Que se passera-t-il si j’avais l’idée saugrenue d’envoyer une deuxième goutte d’eau, de même taille pour qu’elle heurte le doigt d’eau à son maximum de hauteur ?

Il faut donc que ma centrale envoie deux gouttes. Je la programme et la séquence va commencer lorsque j’appuie sur la télécommande.

Et voilà l’arrivée de la première goutte, filmée ici avec une caméra rapide à 2 500 images par seconde. J’ai pris la liberté de placer des gélatines rouge et bleu devant le projecteur de 10 000 W pour vous faire patienter durant les 120 millisecondes nécessaires à la formation du doigt d’eau. Et… Woah ! Vraiment dommage que cela soit invisible à l’œil nu !

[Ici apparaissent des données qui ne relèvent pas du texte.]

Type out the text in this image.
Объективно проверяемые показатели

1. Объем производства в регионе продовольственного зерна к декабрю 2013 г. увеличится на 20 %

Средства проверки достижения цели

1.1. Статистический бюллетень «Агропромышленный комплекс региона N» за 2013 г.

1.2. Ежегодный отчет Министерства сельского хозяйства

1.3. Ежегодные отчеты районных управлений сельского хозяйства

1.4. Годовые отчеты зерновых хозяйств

Regardez cette sculpture éphémère : Vous imaginez cela possible dans la nature ? Une flaque parfaitement lisse car il n’y a pas de vent. Pourtant, il pleut. Une première goutte tombe et une deuxième parfaitement alignée, tombe 120 millisecondes après exactement. Toutes ces conditions ne sont possibles qu’en laboratoire ? Peut-être… Cependant, il a plu des milliards et des milliards de gouttes depuis des milliards d’années, alors cela à bien dû arriver, non ?

Et alors ?

C’est comme si l’absence de preuve ne prouve pas qu’une idée est fausse. Les connaissances scientifiques s’appuyant sur la reproductibilité, elles apparaissent comme sûres, et il n’est pas dangereux d’y croire. Mais si vous n’arriviez pas à vérifier une théorie, peu de gens oseront y croire, de peur d’être dans l’erreur. Pour autant, qui aurait cru à la relativité il y a deux siècles ? Le scepticisme est peut-être le pire ennemi du chercheur. Lorsque vous en avez conscience, vous êtes dans une position inconfortable mais prometteuse : celle d’envisager comme potentiellement vraie l’idée la plus improbable.